L'intention initiale de Biden était de se rendre en Papouasie-Nouvelle-Guinée avec un programme précis - la signature d'un pacte de sécurité maritime et d'un pacte de défense avec la Papouasie-Nouvelle-Guinée qui donnerait aux troupes américaines l'accès aux ports et aéroports de la nation du Pacifique.  Le voyage de Biden dans les îles du Pacifique devait être un avantage numérique lors de la confrontation de Washington avec la Chine. Pour Biden personnellement, cela aurait également été un voyage sentimental car son oncle est mort en Papouasie-Nouvelle-Guinée pendant la Seconde Guerre mondiale.

Mais l'Inde ne présente rien de semblable dans le Pacifique occidental.  Et n'a-t-elle  pas déjà  les mains pleines des enjeux complexes de la sécurité maritime de l'océan Indien, auxquels elle peine à faire face ?

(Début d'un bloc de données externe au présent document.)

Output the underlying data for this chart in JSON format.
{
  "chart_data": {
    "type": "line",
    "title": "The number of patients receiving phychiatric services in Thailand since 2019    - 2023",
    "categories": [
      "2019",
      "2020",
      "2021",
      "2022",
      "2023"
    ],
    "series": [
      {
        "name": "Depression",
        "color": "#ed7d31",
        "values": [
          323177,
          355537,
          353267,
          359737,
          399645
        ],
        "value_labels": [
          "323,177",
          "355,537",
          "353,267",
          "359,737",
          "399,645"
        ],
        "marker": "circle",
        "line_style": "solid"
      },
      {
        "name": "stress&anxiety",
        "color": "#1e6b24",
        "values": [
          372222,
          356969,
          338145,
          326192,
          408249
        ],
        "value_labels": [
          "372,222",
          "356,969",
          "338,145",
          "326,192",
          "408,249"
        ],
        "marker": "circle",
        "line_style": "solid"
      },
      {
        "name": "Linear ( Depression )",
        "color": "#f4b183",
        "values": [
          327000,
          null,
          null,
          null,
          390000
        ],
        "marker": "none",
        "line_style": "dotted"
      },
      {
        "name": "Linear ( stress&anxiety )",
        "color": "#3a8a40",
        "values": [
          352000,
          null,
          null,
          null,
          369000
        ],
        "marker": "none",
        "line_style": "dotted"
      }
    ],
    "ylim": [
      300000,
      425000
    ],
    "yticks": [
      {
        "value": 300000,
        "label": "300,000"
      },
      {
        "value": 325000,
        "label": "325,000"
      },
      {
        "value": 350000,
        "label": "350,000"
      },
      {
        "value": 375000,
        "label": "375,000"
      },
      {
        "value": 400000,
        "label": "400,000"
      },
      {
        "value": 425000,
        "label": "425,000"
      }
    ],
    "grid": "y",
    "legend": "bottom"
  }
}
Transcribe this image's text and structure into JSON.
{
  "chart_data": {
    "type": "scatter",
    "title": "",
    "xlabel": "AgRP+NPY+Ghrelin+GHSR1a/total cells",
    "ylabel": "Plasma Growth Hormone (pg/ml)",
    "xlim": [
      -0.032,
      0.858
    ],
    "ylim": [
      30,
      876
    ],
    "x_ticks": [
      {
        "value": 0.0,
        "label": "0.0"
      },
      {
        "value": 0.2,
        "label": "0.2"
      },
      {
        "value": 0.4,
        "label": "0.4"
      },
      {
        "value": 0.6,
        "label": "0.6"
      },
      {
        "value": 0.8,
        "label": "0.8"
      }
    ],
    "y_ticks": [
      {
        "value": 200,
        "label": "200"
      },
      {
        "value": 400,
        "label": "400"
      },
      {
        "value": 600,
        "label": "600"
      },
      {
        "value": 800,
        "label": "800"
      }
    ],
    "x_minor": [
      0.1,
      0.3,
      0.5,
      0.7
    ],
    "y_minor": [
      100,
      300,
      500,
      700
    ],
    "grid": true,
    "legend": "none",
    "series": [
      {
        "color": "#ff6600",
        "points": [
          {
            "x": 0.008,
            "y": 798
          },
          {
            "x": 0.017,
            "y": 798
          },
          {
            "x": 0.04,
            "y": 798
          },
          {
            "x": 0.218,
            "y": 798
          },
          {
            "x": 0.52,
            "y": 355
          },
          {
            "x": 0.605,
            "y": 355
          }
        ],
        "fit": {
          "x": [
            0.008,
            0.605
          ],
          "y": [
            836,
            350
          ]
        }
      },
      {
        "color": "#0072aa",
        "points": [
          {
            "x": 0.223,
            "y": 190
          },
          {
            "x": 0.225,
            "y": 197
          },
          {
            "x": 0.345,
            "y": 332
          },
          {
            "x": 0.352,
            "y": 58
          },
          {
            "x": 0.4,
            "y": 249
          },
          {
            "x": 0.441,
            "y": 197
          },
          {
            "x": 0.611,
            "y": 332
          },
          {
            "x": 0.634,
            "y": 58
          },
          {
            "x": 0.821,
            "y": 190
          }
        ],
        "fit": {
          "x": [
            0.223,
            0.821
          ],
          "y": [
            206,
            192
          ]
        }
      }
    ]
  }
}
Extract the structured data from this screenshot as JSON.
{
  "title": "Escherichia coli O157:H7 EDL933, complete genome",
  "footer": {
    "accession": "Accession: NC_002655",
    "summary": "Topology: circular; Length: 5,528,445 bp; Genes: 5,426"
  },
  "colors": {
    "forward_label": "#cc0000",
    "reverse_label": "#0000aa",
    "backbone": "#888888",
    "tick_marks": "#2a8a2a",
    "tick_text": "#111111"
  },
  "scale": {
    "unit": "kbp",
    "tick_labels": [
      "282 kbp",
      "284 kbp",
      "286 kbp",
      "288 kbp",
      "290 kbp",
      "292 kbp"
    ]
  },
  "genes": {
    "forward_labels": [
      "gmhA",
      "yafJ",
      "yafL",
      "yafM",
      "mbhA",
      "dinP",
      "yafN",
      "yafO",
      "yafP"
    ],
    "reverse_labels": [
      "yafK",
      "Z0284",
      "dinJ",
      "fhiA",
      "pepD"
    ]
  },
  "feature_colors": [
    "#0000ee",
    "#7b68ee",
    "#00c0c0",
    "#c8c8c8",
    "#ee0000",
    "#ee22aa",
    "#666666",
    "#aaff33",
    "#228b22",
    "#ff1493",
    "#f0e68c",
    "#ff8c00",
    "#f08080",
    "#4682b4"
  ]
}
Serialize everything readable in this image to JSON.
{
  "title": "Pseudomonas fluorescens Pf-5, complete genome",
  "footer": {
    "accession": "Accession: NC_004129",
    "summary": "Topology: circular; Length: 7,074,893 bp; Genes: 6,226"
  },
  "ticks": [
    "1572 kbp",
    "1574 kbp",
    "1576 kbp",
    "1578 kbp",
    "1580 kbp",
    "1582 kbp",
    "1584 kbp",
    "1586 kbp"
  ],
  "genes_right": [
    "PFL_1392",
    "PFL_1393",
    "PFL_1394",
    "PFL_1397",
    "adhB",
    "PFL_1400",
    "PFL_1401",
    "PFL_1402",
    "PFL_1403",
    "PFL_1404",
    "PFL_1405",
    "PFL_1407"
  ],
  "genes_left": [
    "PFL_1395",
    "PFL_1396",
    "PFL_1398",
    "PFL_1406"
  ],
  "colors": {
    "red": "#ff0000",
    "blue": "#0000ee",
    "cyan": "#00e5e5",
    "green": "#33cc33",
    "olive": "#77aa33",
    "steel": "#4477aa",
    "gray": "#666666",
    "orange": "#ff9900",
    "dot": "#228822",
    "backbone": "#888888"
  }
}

Regardez Biden. Il a froidement décidé qu'avec une candidature difficile à la réélection en 2024, les pourparlers sur la crise du plafond de la dette intérieure à DC devraient être sa priorité absolue, et a chargé le secrétaire d'État Antony Blinken de le remplacer lors du sommet avec les dirigeants du Pacifique à Port Moresby lundi.  La diplomatie indienne a ici quelque chose à apprendre sur l'art de hiérarchiser les objectifs au lieu de se livrer au shadow boxing et de s'épuiser.